The white-throated cacholote is 22 to 23 cm long and weighs 63 to 79 g. It is one of the largest furnariids and has a small crest. The sexes have the same plumage. Adults of the nominate subspecies have a white eyering and lores on an otherwise dark brownish gray face. Their crown and upperparts are also dark brownish gray. Their wings are mostly the same dark brownish gray, with slightly paler edges on the coverts and flight feathers. Their tail is dark fuscous gray with slightly paler edges to the feathers; the feathers have few barbs on their ends. Their chin and throat are white with black at the bottom of the throat. Their breast and belly are a paler brownish gray than the back, with grayish white tips on many feathers giving a "frosty" appearance. Their vent area and undertail coverts are slightly paler than the breast and belly. Their iris is yellow to creamy-buff or dark brown, their maxilla dark gray, their mandible pale bluish with a dark gray tip, and their legs and feet gray. Juveniles have some light mottling or barring on the underparts. Subspecies P. g. ochroleuca is paler and more sandy overall than the nominate.

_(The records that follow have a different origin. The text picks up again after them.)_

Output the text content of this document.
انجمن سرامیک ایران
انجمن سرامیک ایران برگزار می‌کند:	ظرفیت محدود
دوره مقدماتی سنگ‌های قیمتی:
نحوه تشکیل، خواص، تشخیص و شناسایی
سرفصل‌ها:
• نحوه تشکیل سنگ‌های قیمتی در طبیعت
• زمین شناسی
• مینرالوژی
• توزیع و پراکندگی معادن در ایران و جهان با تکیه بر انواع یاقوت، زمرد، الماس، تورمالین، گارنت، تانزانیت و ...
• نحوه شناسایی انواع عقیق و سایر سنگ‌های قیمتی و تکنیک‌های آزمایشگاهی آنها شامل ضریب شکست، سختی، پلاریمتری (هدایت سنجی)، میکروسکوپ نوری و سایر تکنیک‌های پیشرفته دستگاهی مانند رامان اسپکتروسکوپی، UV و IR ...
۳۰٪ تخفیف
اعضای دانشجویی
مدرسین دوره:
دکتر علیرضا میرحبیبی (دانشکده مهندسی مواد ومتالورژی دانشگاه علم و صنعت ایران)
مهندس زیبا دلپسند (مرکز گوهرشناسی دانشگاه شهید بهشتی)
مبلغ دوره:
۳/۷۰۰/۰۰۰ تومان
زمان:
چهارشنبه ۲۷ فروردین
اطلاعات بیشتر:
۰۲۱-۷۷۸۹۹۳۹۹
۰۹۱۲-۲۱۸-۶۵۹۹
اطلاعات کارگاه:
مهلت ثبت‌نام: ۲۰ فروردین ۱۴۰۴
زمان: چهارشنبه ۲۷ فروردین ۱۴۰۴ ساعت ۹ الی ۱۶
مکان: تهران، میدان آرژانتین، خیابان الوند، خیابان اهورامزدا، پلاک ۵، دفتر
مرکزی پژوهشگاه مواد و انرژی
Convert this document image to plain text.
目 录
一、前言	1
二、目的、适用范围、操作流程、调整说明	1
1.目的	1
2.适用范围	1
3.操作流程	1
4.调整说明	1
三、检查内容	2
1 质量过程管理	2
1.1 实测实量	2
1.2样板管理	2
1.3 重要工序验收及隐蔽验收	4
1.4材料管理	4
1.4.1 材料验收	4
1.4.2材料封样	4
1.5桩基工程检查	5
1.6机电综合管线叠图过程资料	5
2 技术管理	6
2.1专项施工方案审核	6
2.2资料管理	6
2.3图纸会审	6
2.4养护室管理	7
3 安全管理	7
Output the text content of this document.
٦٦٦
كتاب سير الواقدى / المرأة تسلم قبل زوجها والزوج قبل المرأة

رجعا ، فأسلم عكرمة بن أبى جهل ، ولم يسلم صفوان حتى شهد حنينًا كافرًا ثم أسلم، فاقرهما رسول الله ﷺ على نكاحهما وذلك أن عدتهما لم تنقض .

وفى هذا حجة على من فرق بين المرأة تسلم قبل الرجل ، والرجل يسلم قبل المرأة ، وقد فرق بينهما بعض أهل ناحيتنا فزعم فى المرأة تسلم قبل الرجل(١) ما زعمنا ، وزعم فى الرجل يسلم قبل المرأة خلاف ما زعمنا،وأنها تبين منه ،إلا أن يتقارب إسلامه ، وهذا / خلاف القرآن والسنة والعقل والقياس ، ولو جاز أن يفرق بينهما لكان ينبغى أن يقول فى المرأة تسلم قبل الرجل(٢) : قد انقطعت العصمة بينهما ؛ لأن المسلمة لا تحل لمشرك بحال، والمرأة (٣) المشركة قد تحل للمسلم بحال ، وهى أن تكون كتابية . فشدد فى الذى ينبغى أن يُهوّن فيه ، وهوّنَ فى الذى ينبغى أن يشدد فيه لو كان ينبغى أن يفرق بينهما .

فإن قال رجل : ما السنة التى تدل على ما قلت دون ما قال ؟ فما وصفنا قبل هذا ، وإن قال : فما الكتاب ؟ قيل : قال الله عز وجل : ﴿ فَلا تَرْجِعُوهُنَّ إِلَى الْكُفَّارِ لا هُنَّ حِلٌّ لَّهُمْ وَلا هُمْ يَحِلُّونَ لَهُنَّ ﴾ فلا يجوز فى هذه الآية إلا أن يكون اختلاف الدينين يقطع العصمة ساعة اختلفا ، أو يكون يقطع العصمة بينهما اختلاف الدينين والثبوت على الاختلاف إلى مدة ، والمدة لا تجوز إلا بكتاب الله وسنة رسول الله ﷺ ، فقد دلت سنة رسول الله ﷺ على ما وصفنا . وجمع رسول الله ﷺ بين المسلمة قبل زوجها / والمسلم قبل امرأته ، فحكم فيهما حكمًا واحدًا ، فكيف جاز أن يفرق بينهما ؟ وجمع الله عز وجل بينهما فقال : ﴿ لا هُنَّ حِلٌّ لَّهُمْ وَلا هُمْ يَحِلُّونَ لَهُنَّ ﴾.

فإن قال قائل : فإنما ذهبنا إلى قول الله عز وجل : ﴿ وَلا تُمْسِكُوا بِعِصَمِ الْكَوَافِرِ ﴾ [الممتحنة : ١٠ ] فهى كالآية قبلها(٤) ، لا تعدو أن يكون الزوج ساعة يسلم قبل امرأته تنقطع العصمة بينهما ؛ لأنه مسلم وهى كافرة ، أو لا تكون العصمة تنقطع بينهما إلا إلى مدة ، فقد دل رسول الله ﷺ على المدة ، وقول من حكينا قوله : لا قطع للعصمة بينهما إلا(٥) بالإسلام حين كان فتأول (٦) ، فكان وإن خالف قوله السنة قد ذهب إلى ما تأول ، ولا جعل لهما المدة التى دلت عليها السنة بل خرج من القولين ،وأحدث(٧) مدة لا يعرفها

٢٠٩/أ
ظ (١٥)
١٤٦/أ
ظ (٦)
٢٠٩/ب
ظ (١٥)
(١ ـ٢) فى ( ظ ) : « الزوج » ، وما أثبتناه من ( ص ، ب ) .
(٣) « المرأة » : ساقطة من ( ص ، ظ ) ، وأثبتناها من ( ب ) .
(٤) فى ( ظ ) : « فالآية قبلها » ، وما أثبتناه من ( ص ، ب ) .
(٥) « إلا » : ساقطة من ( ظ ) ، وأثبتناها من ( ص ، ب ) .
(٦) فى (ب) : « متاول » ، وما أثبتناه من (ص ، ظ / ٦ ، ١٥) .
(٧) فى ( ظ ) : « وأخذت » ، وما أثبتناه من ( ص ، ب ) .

==Distribution and habitat==

Subspecies P. g. ochroleuca of the white-throated cacholote is the more northerly of the two; it is found in northwestern Argentina. The nominate subspecies is found in central Argentina. The geographic dividing line or overlap area between them is unclear. The species inhabits generally barren landscapes such as arid scrublands in lowlands and montane valleys; in the north it also occurs in woodlands dominated by Prosopis. In elevation it ranges from sea level to 2900 m.

==Behavior==
===Movement===

The white-throated cacholote is a year-round resident throughout its range.

===Feeding===

The white-throated cacholote feeds primarily on arthropods. It usually forages in pairs or small groups that might be families. It feeds mostly on the ground, gleaning, probing, and digging in soil. It has also been observed digging into cactus stems.

===Breeding===

The white-throated cacholote breeds in the austral spring and summer; eggs have been noted in November and February and nestlings in November and December. It is thought to be monogamous. Its nest is a mass of sticks about half again as long as it is wide with an entrance tube on its upper side and an inner chamber lined with grass and small twigs. It rests on a horizontal branch, typically in a bush and between 1 and 3 m above the ground. The clutch size is three to five eggs. The incubation period is about 18 days and fledging occurs about 21 days after hatch.

===Infanticide===

A 2022 paper documented a case in which an adult white-throated cachalote killed the two nestlings of a breeding pair. The sex of the adult was not known but it was not one of the nestlings' parents. The paper's authors note that the observation lends support to the "resource competition hypothesis", under which the deaths leave more food, and potentially future nest material, available. The event was the first documented occurrence of non-parental infanticide by a member of family Furnariidae.

===Vocalization===

The white-throated cacholote's song is very loud; it reportedly carries nearly 2 km. It is a "cacophonous explosion of variable, harsh, raucous notes" and is often sung in duet.

==Status==

The IUCN has assessed the white-throated cacholote as being of Least Concern. It has large range and an unknown population size that is believed to be stable. No immediate threats have been identified. It is considered uncommon to fairly common and "[e]vidently tolerant of fairly extensive anthropogenic habitat disturbance".